Of course, I haven’t demonstrated complexity. But I don’t think I need to demonstrate that a software’s complexity lies along the same kind of combinatorial lines. However, I do want to add one more caveat to software complexity: Perceived vs real complexity. Let’s say we have two components A and B that have individual failure rates dependent on their own internal components of interdependent systems. Now A and B are interdependent in only one way and the reliability and complexity of the system are easy to see. However, let’s say that each component exposes many more possible interdependencies (probably by exposing their own internal components/systems to the containing system). The reliability of the system hasn’t changed because the components are still actually interdependent in only one way. However, the perceived complexity of the system has just skyrocketed. Each exposed, possible interdependency represents yet another layer of complexity to the system, regardless of whether that interdependency is being used. One can only separate the real vs perceived complexity of the system at great cost. And I would even say that for larger projects its virtually impossible to do. The result is that even though the system may have a simple set of interdependencies, the perceived complexity of the system makes it impossible to know what they are. This makes it impossible to reliably modify the system. Because the perceived complexity is so high, you can’t know if one change made to the system will break an interdependency. In this sense, the systems actual complexity doesn’t matter. It’s the perceived complexity that affects attempts at alterations. ¹ It’s the perceived complexity that makes things so difficult, especially if you’re trying to understand the system as a whole.

Here’s where Software Architecture comes in. How you architect a system will have a huge impact on the software’s complexity:

By creating modular components, you hide possible interdependencies, revealing only the necessary interdependencies.
By creating types of components, you clearly define roles within the system and the types of interdependencies can become clear. Moreover, by using common types, a system can be easily understood by other who use those types.
By defining clear interfaces you further define the available interdependencies and make it obvious what they are as well as define the expected behavior of each component.
By hiding an objects complexity, you also de-incentivise hidden interdependent behavior. I’ve seen this a lot where a component depends on another component to pass in arbitrary data in a very specific format (Ex: passing in a dictionary with very specific key : values… such a bad, bad idea).
By using protocols you can make the underlying complexity of a component irrelevant. What only matters is how that component interacts with the rest and how reliable it is.
By limiting the responsibilities of any single component, you can more easily increase the reliability of said component. It’s much easier to increase a simple component’s reliability than a complex one for obvious reasons. This is called SRP (single responsibility principle) and it means that any component in the system should have only one responsibility.

Software architecture can not only make the perceived complexity of the system approach its real complexity, but it can also help reduce the real complexity and increase the system’s reliability. It also makes the system much more understandable. And when you understand a system, you can change it with confidence.
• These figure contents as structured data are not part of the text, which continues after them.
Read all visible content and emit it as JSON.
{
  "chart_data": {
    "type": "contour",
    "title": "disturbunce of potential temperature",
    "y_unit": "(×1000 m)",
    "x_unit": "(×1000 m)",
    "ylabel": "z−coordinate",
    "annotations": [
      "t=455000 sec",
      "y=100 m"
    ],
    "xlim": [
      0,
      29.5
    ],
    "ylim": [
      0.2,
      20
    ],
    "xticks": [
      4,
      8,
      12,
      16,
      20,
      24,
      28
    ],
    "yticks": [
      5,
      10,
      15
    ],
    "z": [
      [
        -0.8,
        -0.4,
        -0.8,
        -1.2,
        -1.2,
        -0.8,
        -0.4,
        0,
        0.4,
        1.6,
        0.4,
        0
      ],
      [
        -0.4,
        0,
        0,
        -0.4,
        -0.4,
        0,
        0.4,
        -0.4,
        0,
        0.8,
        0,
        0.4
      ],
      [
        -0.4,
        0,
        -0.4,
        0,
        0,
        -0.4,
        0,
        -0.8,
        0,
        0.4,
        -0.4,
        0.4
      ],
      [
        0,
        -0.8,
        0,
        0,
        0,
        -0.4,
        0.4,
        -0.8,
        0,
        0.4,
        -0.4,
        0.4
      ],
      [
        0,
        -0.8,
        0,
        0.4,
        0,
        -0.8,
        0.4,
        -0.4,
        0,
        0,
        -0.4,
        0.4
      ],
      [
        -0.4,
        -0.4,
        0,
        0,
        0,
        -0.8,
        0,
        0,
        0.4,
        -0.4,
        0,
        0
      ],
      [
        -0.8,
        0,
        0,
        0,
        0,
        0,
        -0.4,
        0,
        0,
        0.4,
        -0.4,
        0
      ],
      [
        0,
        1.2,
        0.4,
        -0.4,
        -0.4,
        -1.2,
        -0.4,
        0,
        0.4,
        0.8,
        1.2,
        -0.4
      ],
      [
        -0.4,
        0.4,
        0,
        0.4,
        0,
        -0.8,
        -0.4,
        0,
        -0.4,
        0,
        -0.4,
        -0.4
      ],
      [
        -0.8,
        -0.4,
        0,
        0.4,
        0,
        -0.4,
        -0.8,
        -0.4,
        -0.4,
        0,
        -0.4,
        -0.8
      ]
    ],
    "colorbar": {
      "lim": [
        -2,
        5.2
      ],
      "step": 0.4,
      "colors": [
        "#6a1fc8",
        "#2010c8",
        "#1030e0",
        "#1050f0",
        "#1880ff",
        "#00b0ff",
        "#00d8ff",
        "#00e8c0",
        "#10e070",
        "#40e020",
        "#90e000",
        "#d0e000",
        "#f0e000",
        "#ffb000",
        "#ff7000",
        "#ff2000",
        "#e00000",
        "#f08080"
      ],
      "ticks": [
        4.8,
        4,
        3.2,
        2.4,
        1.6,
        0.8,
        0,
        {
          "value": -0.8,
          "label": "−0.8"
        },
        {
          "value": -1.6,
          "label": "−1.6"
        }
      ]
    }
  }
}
This isn’t, of course, the only reasons to Architect your software. Testability, for instance, plays a heavy role. But I hope I demonstrated why it’s so necessary. Good Software Architecture is essential for managing complexity. Without it, the software’s complexity is bound to spiral out of control, and with that spiraling complexity will come spiraling costs.

Note: I know this is not actually true: the ratio of perceived vs actual complexity determines the probability that a change will result in a break. ↩